The whole idea is, as your revenue collections neutralise we must prune it and that's the pattern in which the Council has so far been functioning. I see that as a future guide as far as the Council is concerned," Jaitley said at the India Today Conclave here.

The GST Council is scheduled to meet next on November 10 and may consider lowering tax rates on a host of goods such as handmade furniture, plastic products and daily use items like shampoo.The Council last month approved an Approach Paper to be followed by the fitment committee while deciding on future rate revisions.

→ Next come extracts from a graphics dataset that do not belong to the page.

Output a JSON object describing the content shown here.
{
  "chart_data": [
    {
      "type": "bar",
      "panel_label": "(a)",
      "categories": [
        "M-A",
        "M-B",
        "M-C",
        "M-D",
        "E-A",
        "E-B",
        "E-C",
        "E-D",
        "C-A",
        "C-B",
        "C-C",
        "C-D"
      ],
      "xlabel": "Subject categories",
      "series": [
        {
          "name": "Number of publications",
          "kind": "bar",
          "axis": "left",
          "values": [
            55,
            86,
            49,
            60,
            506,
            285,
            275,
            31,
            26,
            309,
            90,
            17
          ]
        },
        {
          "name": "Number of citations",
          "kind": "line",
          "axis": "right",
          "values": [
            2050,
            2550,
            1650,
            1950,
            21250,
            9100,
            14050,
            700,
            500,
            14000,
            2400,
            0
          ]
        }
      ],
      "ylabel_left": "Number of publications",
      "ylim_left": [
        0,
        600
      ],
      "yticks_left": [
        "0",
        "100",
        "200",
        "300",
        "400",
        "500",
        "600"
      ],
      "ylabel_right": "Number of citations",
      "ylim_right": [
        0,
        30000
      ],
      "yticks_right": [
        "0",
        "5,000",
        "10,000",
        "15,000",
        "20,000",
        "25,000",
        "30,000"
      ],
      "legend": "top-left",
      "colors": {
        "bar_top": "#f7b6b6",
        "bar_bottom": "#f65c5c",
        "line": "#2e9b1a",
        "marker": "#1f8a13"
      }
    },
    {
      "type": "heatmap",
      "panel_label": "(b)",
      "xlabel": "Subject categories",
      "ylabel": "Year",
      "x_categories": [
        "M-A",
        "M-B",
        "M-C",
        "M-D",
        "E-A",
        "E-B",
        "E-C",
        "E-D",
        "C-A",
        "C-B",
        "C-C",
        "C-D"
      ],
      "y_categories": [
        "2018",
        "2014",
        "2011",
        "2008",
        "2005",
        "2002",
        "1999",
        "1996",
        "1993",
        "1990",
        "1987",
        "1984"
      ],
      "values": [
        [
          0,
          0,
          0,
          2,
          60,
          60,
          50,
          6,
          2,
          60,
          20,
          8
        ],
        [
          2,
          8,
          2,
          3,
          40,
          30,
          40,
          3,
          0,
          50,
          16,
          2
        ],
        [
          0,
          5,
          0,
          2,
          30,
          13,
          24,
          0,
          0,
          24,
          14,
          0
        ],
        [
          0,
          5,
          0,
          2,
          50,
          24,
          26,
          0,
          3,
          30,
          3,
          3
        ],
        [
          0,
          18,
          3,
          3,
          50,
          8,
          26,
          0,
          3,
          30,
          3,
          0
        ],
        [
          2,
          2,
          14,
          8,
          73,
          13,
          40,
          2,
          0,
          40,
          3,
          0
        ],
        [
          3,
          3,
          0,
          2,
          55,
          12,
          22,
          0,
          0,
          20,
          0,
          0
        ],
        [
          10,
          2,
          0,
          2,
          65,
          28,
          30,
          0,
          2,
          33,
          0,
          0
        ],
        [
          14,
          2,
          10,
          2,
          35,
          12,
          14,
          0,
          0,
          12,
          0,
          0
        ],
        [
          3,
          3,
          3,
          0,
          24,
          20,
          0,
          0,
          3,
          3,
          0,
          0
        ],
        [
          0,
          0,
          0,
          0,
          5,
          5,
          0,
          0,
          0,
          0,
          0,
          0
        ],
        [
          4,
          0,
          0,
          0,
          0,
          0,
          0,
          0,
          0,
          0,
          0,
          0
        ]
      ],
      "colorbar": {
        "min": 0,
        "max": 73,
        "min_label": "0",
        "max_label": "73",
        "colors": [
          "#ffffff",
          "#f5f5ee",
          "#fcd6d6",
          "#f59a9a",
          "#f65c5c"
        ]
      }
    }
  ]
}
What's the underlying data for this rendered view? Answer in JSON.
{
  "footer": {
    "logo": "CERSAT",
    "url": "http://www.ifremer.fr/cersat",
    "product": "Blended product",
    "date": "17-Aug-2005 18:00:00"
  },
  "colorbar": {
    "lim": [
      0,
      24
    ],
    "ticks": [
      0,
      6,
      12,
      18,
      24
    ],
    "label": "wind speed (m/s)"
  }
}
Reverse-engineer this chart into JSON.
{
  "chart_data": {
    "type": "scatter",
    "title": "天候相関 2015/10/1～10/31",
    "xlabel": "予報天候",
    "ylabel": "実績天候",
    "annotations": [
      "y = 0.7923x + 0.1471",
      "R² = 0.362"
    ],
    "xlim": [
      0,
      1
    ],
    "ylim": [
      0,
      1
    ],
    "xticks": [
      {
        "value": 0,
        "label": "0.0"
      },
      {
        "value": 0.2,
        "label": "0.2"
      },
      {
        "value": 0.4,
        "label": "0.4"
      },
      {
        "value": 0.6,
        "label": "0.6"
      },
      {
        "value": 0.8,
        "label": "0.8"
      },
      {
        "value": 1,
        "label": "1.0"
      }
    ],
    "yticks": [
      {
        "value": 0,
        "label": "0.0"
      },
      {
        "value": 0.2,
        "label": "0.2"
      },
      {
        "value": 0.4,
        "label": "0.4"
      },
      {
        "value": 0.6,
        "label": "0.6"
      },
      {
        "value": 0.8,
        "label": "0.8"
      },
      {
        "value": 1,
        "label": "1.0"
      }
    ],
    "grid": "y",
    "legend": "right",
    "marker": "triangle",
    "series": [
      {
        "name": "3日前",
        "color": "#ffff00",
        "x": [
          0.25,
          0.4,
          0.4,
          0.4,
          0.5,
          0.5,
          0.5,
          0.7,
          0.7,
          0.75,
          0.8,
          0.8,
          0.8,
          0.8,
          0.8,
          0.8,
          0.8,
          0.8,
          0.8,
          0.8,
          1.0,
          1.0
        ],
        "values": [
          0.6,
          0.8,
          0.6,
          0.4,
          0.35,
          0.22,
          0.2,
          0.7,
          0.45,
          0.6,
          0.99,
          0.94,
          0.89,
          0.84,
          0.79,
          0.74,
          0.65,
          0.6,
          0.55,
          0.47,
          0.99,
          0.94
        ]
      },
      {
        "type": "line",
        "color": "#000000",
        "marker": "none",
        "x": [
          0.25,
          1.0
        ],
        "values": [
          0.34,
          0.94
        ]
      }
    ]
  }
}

He said consumers are noticing the tax paid on goods they buy in the GST regime as previously excise duty was embedded in the price of the product.Under the Goods and Services Tax (GST) regime, which has subsumed more than a dozen central and state levies including excise duty, service tax and VAT, is a more transparent tax.
The product, in the previous regime, "didn't show you are paying so much excise (duty)," he said.